At Theo Randall’s mothership, his fish stew was always a point of marvel. All sea life existed. Below it’s a shadow of the initial meal, as cast by underpowered light. The liquor has the deepness of flavour that originates from slow-cooking after that blitzing fennel, carrots and also onions, but the seafood component is meagre: 2 prawns, one white-fish fillet, a bucket of bargain-basement mussels. The thick crouton near the bottom really feels much less like a vehicle for sauce than a means of bulking points up.

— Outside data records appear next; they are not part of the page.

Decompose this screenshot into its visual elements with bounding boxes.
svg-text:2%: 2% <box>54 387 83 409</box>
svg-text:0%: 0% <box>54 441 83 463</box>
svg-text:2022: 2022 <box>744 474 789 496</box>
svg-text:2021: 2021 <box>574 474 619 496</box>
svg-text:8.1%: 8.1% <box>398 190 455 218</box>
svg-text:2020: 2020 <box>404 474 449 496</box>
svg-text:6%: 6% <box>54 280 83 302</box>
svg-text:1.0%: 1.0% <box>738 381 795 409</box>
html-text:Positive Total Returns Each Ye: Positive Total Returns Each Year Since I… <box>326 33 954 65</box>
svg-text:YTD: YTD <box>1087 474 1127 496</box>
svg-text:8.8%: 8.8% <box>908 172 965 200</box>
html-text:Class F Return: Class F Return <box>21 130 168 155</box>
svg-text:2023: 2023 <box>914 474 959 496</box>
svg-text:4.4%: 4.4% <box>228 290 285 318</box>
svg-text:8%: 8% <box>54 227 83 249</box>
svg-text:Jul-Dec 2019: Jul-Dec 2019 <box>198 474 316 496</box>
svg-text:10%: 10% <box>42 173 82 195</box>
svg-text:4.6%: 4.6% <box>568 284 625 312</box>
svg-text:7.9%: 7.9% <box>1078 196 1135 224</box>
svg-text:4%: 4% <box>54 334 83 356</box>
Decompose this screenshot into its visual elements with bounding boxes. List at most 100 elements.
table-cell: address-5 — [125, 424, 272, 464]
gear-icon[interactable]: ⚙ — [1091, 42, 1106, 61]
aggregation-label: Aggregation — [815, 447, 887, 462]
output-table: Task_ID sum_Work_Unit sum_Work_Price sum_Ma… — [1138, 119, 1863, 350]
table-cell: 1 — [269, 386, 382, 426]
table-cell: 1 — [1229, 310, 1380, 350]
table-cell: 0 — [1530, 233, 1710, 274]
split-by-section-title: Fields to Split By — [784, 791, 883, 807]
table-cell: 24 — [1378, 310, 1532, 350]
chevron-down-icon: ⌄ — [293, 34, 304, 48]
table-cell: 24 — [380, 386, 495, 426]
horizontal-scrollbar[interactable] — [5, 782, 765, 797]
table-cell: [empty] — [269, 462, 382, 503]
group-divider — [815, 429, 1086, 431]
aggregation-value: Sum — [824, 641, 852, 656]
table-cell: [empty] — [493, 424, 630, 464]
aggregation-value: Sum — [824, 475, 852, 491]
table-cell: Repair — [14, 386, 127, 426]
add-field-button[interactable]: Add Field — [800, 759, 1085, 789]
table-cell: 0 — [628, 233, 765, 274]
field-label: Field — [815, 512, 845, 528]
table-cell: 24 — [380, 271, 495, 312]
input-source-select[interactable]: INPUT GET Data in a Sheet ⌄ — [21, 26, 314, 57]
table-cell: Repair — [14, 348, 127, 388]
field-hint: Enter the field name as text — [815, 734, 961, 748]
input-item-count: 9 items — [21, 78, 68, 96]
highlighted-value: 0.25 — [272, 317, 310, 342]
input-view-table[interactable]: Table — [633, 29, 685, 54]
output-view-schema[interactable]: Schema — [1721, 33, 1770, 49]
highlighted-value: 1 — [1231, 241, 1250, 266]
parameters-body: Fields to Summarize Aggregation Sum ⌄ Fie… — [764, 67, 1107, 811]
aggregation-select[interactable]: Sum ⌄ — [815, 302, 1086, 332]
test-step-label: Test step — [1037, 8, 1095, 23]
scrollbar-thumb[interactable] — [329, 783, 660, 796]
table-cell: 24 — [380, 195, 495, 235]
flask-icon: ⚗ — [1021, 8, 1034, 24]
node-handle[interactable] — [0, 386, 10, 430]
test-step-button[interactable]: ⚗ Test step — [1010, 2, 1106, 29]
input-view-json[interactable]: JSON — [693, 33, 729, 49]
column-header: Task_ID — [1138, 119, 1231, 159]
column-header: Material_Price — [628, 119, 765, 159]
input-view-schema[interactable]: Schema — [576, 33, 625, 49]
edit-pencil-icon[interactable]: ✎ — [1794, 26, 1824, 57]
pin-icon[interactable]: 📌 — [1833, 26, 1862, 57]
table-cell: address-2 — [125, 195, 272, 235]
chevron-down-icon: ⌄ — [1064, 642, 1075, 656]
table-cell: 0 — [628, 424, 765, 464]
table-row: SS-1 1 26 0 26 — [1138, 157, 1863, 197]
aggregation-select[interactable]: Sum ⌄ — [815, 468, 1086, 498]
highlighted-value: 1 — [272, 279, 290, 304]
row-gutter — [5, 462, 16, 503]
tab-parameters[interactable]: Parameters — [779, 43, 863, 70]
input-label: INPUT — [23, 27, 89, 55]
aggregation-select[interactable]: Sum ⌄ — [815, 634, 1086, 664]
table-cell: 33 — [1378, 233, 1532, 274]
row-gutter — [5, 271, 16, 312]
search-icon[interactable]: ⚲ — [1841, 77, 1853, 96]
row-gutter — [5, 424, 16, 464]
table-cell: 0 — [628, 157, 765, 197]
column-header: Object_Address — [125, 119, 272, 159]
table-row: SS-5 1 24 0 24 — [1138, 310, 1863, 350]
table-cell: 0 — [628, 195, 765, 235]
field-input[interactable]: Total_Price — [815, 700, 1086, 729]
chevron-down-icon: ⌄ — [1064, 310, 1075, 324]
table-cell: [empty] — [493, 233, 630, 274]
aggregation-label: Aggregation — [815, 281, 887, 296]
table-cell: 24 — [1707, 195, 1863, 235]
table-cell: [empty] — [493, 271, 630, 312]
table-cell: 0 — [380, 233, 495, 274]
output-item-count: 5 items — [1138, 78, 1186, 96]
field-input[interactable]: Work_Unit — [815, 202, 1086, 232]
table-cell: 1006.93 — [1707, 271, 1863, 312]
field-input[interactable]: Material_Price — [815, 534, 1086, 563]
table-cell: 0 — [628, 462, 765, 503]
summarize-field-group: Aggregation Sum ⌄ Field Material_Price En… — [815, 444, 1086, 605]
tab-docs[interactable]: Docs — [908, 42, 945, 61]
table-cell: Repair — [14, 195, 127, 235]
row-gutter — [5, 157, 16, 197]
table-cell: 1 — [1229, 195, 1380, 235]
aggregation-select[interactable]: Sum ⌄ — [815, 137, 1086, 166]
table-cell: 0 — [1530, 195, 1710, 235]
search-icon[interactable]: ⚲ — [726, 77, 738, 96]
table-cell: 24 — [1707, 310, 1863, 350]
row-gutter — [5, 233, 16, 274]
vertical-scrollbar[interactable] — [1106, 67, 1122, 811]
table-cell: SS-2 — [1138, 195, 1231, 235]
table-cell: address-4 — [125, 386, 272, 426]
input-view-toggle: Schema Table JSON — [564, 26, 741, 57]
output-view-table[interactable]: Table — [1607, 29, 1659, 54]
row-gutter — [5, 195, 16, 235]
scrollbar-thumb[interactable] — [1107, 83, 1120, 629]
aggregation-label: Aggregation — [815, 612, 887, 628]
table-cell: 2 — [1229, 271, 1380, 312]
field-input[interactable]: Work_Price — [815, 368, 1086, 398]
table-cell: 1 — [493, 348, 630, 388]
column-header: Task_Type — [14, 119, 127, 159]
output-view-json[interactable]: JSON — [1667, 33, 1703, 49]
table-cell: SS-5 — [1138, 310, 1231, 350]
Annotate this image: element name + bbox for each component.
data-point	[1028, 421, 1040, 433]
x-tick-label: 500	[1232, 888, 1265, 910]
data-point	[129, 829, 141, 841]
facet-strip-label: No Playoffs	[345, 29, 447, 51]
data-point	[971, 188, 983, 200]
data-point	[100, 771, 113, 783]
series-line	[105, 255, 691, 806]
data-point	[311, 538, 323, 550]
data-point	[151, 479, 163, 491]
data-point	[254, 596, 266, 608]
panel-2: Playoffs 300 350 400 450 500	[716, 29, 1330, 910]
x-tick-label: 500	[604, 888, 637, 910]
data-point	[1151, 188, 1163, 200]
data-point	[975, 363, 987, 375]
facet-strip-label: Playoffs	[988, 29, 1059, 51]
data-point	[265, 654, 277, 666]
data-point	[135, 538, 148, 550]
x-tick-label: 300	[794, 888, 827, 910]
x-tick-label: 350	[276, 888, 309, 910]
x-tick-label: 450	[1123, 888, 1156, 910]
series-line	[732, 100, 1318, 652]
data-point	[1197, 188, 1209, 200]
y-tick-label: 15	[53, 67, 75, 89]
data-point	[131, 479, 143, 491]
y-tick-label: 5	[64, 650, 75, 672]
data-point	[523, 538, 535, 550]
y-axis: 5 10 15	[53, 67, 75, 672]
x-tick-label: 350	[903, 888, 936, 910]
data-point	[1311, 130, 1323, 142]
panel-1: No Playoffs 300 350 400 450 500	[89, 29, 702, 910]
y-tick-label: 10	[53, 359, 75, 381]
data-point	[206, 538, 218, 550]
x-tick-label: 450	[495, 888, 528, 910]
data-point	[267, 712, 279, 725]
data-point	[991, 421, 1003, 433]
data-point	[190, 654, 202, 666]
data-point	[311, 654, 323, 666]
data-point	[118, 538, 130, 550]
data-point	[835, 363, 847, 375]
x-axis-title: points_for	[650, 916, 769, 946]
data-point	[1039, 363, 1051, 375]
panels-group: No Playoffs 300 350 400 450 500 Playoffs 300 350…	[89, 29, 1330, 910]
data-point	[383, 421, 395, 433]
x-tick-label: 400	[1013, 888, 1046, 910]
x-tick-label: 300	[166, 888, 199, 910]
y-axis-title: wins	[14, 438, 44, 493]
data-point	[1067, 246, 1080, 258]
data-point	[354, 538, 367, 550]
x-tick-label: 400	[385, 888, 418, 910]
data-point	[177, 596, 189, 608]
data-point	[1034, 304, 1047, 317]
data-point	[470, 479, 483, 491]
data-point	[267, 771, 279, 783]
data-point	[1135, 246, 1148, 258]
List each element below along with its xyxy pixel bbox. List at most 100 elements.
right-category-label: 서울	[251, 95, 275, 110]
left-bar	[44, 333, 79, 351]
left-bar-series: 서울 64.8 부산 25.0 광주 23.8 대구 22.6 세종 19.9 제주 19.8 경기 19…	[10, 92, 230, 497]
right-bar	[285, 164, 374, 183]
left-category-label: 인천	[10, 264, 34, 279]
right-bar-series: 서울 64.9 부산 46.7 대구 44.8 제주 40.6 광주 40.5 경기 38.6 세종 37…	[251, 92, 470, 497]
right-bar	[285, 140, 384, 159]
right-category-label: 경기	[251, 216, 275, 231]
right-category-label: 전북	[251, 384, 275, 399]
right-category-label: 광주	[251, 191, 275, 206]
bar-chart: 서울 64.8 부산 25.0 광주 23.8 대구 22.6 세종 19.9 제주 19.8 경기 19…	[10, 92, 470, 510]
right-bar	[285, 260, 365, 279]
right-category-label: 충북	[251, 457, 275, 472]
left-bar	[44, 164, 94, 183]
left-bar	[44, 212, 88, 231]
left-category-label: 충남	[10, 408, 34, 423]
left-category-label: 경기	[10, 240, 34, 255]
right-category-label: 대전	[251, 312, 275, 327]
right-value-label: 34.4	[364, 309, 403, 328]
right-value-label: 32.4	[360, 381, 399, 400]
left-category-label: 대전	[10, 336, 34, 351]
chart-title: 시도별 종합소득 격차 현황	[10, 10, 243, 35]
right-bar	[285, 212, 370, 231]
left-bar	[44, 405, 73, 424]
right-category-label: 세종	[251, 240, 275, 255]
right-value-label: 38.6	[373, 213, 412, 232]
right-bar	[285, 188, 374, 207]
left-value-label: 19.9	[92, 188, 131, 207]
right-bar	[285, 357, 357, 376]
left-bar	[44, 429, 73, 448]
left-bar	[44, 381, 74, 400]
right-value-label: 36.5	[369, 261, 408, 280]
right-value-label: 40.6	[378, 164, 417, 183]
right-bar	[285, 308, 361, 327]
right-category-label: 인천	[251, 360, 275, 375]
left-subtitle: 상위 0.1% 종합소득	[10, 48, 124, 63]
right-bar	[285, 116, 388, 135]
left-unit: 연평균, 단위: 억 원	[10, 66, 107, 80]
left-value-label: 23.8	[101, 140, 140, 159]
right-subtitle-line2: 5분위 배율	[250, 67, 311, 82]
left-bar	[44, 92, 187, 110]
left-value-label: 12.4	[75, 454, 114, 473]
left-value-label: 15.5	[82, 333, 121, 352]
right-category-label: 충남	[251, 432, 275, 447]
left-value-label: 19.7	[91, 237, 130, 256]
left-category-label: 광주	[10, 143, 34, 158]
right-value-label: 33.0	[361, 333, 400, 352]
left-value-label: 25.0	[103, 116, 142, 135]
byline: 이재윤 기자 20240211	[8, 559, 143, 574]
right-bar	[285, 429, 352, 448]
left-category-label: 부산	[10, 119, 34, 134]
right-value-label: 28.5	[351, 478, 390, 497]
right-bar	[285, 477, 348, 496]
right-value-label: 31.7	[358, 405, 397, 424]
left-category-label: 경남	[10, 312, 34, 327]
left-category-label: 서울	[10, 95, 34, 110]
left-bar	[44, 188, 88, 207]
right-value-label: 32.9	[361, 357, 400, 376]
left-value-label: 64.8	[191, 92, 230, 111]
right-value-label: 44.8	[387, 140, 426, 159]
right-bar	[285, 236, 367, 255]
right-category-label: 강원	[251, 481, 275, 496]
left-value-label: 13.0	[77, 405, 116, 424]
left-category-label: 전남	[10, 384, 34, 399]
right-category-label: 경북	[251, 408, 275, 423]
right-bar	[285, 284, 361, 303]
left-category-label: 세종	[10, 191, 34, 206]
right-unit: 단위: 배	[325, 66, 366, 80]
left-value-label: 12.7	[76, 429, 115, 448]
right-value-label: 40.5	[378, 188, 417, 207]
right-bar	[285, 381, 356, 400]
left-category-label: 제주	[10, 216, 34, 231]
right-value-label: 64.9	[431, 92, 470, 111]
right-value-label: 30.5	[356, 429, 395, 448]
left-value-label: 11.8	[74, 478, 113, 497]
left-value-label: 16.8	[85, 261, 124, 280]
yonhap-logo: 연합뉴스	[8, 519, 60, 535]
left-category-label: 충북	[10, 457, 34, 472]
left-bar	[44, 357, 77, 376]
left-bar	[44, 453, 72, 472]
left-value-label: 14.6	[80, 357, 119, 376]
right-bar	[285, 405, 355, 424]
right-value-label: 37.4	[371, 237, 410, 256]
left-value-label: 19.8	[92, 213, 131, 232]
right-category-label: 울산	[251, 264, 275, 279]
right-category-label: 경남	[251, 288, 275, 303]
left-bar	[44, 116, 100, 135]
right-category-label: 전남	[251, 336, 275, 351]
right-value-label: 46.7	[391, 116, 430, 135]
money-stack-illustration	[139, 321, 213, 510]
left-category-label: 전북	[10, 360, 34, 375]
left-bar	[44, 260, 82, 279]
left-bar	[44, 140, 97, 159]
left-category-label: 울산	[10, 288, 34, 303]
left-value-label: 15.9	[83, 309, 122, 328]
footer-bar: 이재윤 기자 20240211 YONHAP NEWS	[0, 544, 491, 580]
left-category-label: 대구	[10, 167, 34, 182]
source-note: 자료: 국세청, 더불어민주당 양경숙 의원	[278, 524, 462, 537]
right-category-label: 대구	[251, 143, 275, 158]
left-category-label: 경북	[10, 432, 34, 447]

As the keys are removed, we keep in mind that we really did not get the zucchini fritti we got. Barely shocking; the waitress demanded taking our order without a note pad (see gripes and whines, passim). If you can do the memory trick, then penalty. Go notebook-free forever. But please always remember to bring us whatever we requested for.
We buy an Amalfi lemon sharp, for which Randall has long been well known, and a chocolate and also raspberry cake. We hardly begin, not to mention complete them. The steward asks how they are. I state: “Not your finest hr.” He says: “A bit completely dry, yes?” Yes, undoubtedly, the delicious chocolate cake was completely dry. And also if you understood that, why the hell did you serve it? The implication– that these are yesterday’s cakes making an appearance today– is backed up by the lemon sharp’s pastry. It is soaked as well as moist.